Эти два солдата были татары или башкиры, совершенно неграмотные, жалкие. Они объяснили, что пошли во власовскую армию из-за ужасающих условий в немецком лагере, где все мерли с голоду. Я ужеговорил, что СССР не подписал конвенцию Красного Креста, и наши пленные, в отличие от всех других, не получали от него никакой поддержки. Сталин считал всех пленных предателями, которым нечего помогать. Положение русских пленных было неописуемым. Многие поэтому и шли во власовскую армию.
Протокол был страшненький. Он был составлен не так, как мы составляли политопрос, где излагалась только суть дела, а по схеме: вопрос – ответ, как в НКВД. Читаешь слова живых людей, которые обречены, так как был приказ Сталина предателей вешать публично. Их и повесили на перекрестке дорог между Кандалакшей и фронтом.
В разведотделе по-настоящему работали, как я уже упоминал, по-моему, только трое: кадровый офицер Задвинский, аспирант исторического факультета ЛГУ Прицкер и доцент по механике Политехнического института Бать.

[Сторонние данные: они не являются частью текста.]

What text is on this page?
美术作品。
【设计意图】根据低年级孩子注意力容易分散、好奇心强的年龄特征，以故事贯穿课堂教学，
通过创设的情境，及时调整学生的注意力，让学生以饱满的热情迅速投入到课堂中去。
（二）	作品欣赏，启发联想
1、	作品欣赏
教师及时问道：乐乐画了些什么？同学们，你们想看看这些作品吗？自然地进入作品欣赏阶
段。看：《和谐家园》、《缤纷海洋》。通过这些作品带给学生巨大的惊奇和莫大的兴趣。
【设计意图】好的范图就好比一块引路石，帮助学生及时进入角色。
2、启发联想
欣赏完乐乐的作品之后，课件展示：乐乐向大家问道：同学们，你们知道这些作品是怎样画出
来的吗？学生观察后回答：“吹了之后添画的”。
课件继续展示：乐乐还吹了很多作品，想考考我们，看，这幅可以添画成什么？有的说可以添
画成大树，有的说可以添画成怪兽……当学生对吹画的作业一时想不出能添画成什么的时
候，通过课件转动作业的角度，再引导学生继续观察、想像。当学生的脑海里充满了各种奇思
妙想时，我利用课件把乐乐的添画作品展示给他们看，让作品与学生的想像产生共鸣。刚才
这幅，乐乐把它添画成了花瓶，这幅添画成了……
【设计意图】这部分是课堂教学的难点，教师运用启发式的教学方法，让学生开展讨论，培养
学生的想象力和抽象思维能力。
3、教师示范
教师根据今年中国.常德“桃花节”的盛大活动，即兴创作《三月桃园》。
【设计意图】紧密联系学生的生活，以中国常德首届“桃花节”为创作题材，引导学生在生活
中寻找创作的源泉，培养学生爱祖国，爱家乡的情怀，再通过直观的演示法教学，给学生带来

Работали они не только с пленными и вообще с той информацией, которую можно было собрать в штабе фронта, но для ее уточнения выезжали и в боевые части. Даже кругленький и малоподвижный Бать, которому и путь в столовую через мост и то был труден, бывал в полках – в том числе в одном из них встречался с моим другом Мишей Кирпичниковым.
Еще кто-то в их отделе работал с диверсантами, с агентурной разведкой, но деятельность их, насколько я понимаю, была не блестящей.
Большинство сотрудников развсдотдела фронта – а их было несколько десятков, может быть, и пятьдесят человек – было занято тем. чтобы раздобыть ремни и диагоналевые синие брюки, и еще связями с девицами, если найдутся. Были среди них красочные личности. Одной из них был майор Гольнев [309]309
«Второй отдел» – эго был разведотдел. Гольнев соблюдал конспирацию.
[Закрыть].
Однажды Задвинский звонит нам на Канал и говорит:
– Мы кончили работать с очередным пленным, он в госпитале. Можете начать с ним работу.
(Мы чаще всего работали с ранеными, их можно было опрашивать долго, пока их лечили в госпитале). Я сказал: «Спасибо». Доложился Суомалайнену и пошел в госпиталь. Прихожу в приемный покой. Мне говорят:
– Да, да, в такой-то палате, но с ним сейчас работает майор. – Какой майор? Только что сказали, у него уже никого нет.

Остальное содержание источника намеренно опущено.